La saison avance et nous prendrons la décision de partir. Le dernier soir, nous dînerons avec Mira, un bon moment d’échanges et de rires, un sas de décompression… Mira parle très bien le français pour avoir étudié trois ans à Paris et enseigné l’italien à Bruxelles. Elle nous a grandement aidé durant notre séjour et si Vanille réapparaît, elle nous la gardera le temps nécessaire à notre venue.

Le mardi 10 octobre, une semaine après notre arrivée, nous repartirons sans Vanille, le cœur gros avec  l’impression de l’abandonner à nouveau.

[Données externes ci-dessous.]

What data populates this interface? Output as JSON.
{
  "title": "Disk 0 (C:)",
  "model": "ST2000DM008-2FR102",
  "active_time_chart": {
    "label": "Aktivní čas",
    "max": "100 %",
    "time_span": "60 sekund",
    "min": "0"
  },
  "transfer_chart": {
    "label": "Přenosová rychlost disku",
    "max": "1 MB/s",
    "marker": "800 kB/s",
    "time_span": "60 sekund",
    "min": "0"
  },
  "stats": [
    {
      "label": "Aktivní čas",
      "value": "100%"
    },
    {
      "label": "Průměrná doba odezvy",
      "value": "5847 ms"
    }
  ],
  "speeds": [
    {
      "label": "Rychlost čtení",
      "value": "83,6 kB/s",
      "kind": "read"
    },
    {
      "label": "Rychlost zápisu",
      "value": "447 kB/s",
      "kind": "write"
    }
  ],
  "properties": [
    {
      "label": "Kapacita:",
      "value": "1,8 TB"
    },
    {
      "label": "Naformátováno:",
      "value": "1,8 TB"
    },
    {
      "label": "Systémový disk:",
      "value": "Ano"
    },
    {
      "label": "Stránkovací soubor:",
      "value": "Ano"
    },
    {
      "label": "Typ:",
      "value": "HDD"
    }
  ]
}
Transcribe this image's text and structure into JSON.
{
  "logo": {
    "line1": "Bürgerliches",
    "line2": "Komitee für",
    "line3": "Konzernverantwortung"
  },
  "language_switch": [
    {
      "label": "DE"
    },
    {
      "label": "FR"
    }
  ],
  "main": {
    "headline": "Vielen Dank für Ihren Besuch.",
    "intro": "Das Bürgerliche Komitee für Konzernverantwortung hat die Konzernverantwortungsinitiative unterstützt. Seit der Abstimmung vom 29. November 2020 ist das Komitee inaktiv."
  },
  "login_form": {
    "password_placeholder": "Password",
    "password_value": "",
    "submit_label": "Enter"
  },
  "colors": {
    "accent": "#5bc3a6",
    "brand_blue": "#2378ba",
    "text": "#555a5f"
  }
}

Ce sentiment, je l’éprouve toujours même un an après en mettant ce texte à jour. je continue à espérer un appel de Mira. En novembre (2017) alors que nous quittions Elounda, elle nous avait appelé pour nous dire qu’elle avait battu la lande avec un ami chasseur et son chien. Rien, aucune trace, pas de cadavre non plus… Mince consolation, peut-être Vanille a-elle été récupéré par des touristes de passage pour la journée comme il y en avait tant durant ces premiers jours d’octobre. Peut-être s’était elle débarrassée de son collier et du numéro de téléphone qui y figurait. C’est ce que j’espère…

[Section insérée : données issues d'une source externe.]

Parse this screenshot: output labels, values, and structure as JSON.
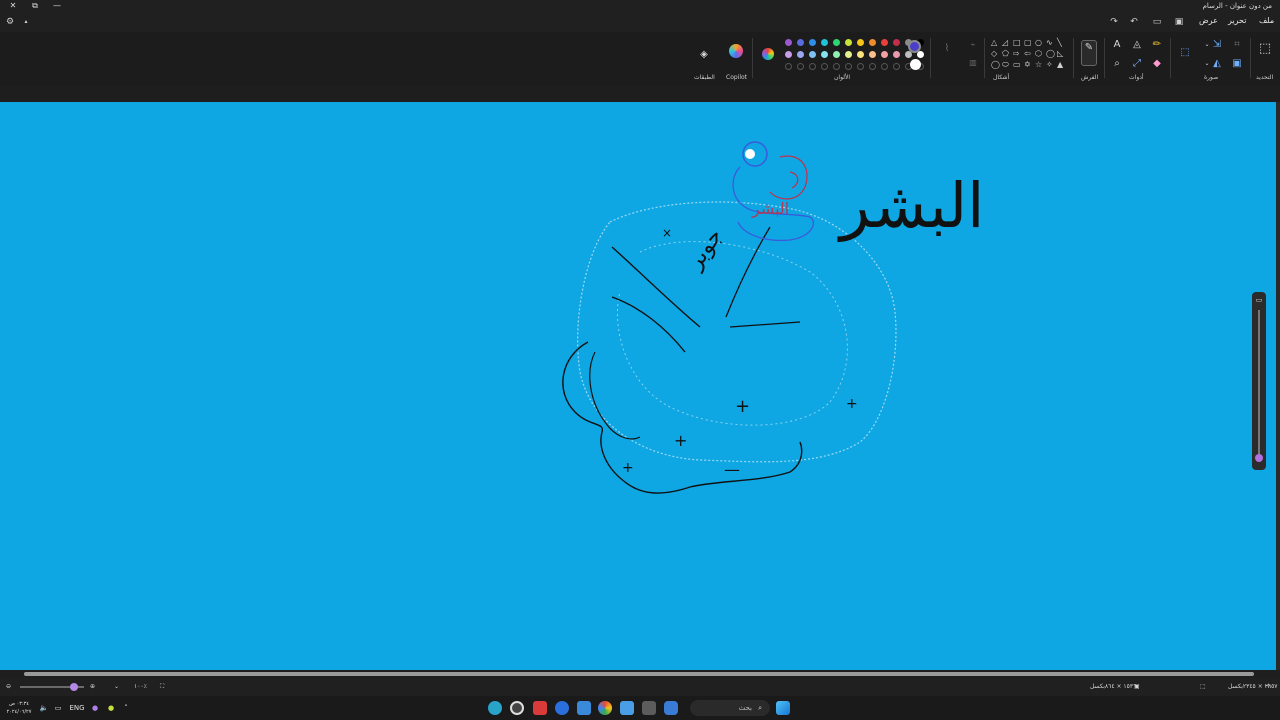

D’aucun me diront que ce n’est qu’un chat…ils ont tout faux. Certes, ma petite puce appartient bien à cette merveilleuse famille des chats, de gouttière ou plus pompeusement de race européenne. 

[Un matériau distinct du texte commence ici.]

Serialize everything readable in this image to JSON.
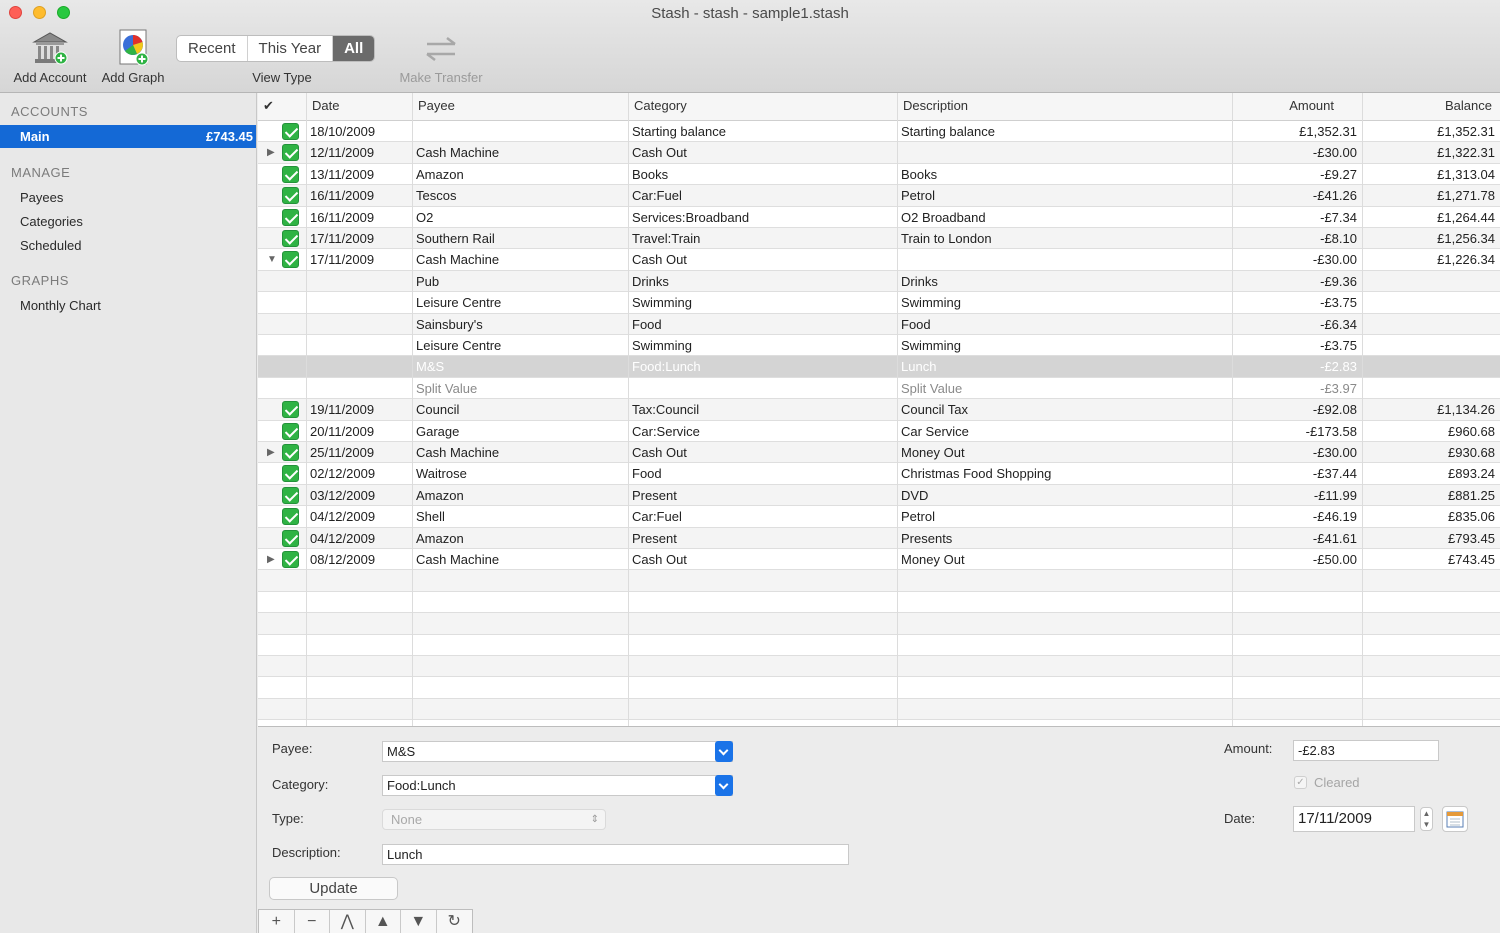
{
  "window": {
    "title": "Stash - stash - sample1.stash"
  },
  "toolbar": {
    "add_account": "Add Account",
    "add_graph": "Add Graph",
    "view_type_label": "View Type",
    "view_types": [
      "Recent",
      "This Year",
      "All"
    ],
    "view_type_selected": "All",
    "make_transfer": "Make Transfer"
  },
  "sidebar": {
    "accounts_header": "ACCOUNTS",
    "accounts": [
      {
        "name": "Main",
        "balance": "£743.45"
      }
    ],
    "manage_header": "MANAGE",
    "manage_items": [
      "Payees",
      "Categories",
      "Scheduled"
    ],
    "graphs_header": "GRAPHS",
    "graph_items": [
      "Monthly Chart"
    ]
  },
  "table": {
    "columns": [
      "✔",
      "Date",
      "Payee",
      "Category",
      "Description",
      "Amount",
      "Balance"
    ],
    "rows": [
      {
        "check": true,
        "expander": "",
        "date": "18/10/2009",
        "payee": "",
        "category": "Starting balance",
        "description": "Starting balance",
        "amount": "£1,352.31",
        "balance": "£1,352.31"
      },
      {
        "check": true,
        "expander": "▶",
        "date": "12/11/2009",
        "payee": "Cash Machine",
        "category": "Cash Out",
        "description": "",
        "amount": "-£30.00",
        "balance": "£1,322.31"
      },
      {
        "check": true,
        "expander": "",
        "date": "13/11/2009",
        "payee": "Amazon",
        "category": "Books",
        "description": "Books",
        "amount": "-£9.27",
        "balance": "£1,313.04"
      },
      {
        "check": true,
        "expander": "",
        "date": "16/11/2009",
        "payee": "Tescos",
        "category": "Car:Fuel",
        "description": "Petrol",
        "amount": "-£41.26",
        "balance": "£1,271.78"
      },
      {
        "check": true,
        "expander": "",
        "date": "16/11/2009",
        "payee": "O2",
        "category": "Services:Broadband",
        "description": "O2 Broadband",
        "amount": "-£7.34",
        "balance": "£1,264.44"
      },
      {
        "check": true,
        "expander": "",
        "date": "17/11/2009",
        "payee": "Southern Rail",
        "category": "Travel:Train",
        "description": "Train to London",
        "amount": "-£8.10",
        "balance": "£1,256.34"
      },
      {
        "check": true,
        "expander": "▼",
        "date": "17/11/2009",
        "payee": "Cash Machine",
        "category": "Cash Out",
        "description": "",
        "amount": "-£30.00",
        "balance": "£1,226.34"
      },
      {
        "check": false,
        "expander": "",
        "date": "",
        "payee": "Pub",
        "category": "Drinks",
        "description": "Drinks",
        "amount": "-£9.36",
        "balance": ""
      },
      {
        "check": false,
        "expander": "",
        "date": "",
        "payee": "Leisure Centre",
        "category": "Swimming",
        "description": "Swimming",
        "amount": "-£3.75",
        "balance": ""
      },
      {
        "check": false,
        "expander": "",
        "date": "",
        "payee": "Sainsbury's",
        "category": "Food",
        "description": "Food",
        "amount": "-£6.34",
        "balance": ""
      },
      {
        "check": false,
        "expander": "",
        "date": "",
        "payee": "Leisure Centre",
        "category": "Swimming",
        "description": "Swimming",
        "amount": "-£3.75",
        "balance": ""
      },
      {
        "check": false,
        "expander": "",
        "date": "",
        "payee": "M&S",
        "category": "Food:Lunch",
        "description": "Lunch",
        "amount": "-£2.83",
        "balance": "",
        "selected": true
      },
      {
        "check": false,
        "expander": "",
        "date": "",
        "payee": "Split Value",
        "category": "",
        "description": "Split Value",
        "amount": "-£3.97",
        "balance": "",
        "dim": true
      },
      {
        "check": true,
        "expander": "",
        "date": "19/11/2009",
        "payee": "Council",
        "category": "Tax:Council",
        "description": "Council Tax",
        "amount": "-£92.08",
        "balance": "£1,134.26"
      },
      {
        "check": true,
        "expander": "",
        "date": "20/11/2009",
        "payee": "Garage",
        "category": "Car:Service",
        "description": "Car Service",
        "amount": "-£173.58",
        "balance": "£960.68"
      },
      {
        "check": true,
        "expander": "▶",
        "date": "25/11/2009",
        "payee": "Cash Machine",
        "category": "Cash Out",
        "description": "Money Out",
        "amount": "-£30.00",
        "balance": "£930.68"
      },
      {
        "check": true,
        "expander": "",
        "date": "02/12/2009",
        "payee": "Waitrose",
        "category": "Food",
        "description": "Christmas Food Shopping",
        "amount": "-£37.44",
        "balance": "£893.24"
      },
      {
        "check": true,
        "expander": "",
        "date": "03/12/2009",
        "payee": "Amazon",
        "category": "Present",
        "description": "DVD",
        "amount": "-£11.99",
        "balance": "£881.25"
      },
      {
        "check": true,
        "expander": "",
        "date": "04/12/2009",
        "payee": "Shell",
        "category": "Car:Fuel",
        "description": "Petrol",
        "amount": "-£46.19",
        "balance": "£835.06"
      },
      {
        "check": true,
        "expander": "",
        "date": "04/12/2009",
        "payee": "Amazon",
        "category": "Present",
        "description": "Presents",
        "amount": "-£41.61",
        "balance": "£793.45"
      },
      {
        "check": true,
        "expander": "▶",
        "date": "08/12/2009",
        "payee": "Cash Machine",
        "category": "Cash Out",
        "description": "Money Out",
        "amount": "-£50.00",
        "balance": "£743.45"
      }
    ]
  },
  "editor": {
    "payee_label": "Payee:",
    "payee_value": "M&S",
    "category_label": "Category:",
    "category_value": "Food:Lunch",
    "type_label": "Type:",
    "type_value": "None",
    "description_label": "Description:",
    "description_value": "Lunch",
    "amount_label": "Amount:",
    "amount_value": "-£2.83",
    "cleared_label": "Cleared",
    "date_label": "Date:",
    "date_value": "17/11/2009",
    "update_button": "Update"
  },
  "bottom_bar": [
    "+",
    "−",
    "⋀",
    "▲",
    "▼",
    "↻"
  ]
}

Mais elle représente beaucoup plus que cela.

 

Cette petite boule de poils que je suis allé chercher avec Yannis un soir d’août 2013 n’avait rien demandé à personne. Nous l’avions préféré à Pom’ dans un premier temps – son petit bout de nez noir nous avait conquis – mais saisis de remords à l’idée de la laisser seule, après cinq kilomètres nous faisions demi-tour et prenions également Pom’ avec nous.

 

Et depuis plus de 4 ans elle partageait ma vie au quotidien. Rares sont les périodes où je ne la voyais pas. Hormis le voyage aux USA, pas de longs moments sans mes minettes. Je les traînais partout, en voiture ou en bateau, en Auvergne, chez Brigitte ou à Soubise.

 

Et si je les ai adoptées, je crois pouvoir dire qu’elles m’ont adopté aussi

Et cela veut dire qu’elles ont une confiance totale en moi, et c’est cette confiance que j’ai eu l’impression de trahir en abandonnant ma puce à Vulcano.

 

Lorsqu’elle s’abandonnait dans mes bras, ne craignant rien, lorsque je la portais sur l’épaule, ses pattes pendantes devant et derrière, sans même se tenir, sans sortir ses griffes, c’était juste de la confiance envers moi. Elle se sentait protégée. Les voitures, les scooters ne la faisaient pas tressaillir d’un poil… Elle ne bougeait pas lorsque, surpris de voir un chat dans cette situation, des enfants et, souvent, des vieilles personnes, la caressait…un amour de chat.

 

Pas la moindre crispation lorsque je la posais quelque part. Elle savait que ne la lâcherai pas avant que ses pattes soient en appui… Brigitte me fait bien remarquer de temps en temps que je fais plus attention à mes greluches qu’à tout autre chose….Vrai sans doute et pourtant j’ai fait preuve de la plus stupide et cruelle inattention que Vanille a peut être payé au prix fort.

 

Et parce que j’ai cru la connaître suffisamment pour la laisser s’éloigner ce mercredi de malheur, je l’ai perdu. Un chat est par nature imprévisible et ne fait que ce qu’il a envie de faire quand bien même il arrivait à Vanille d’être aussi docile qu’un petit chien, nous suivant en laisse sans rechigner, s’installant au restaurant sur une chaise ou sous notre table et se faisant oublier, comme elle l’avait encore fait à Procida une semaine avant de disparaître…

Je ne me pardonne toujours pas de l’avoir abandonné.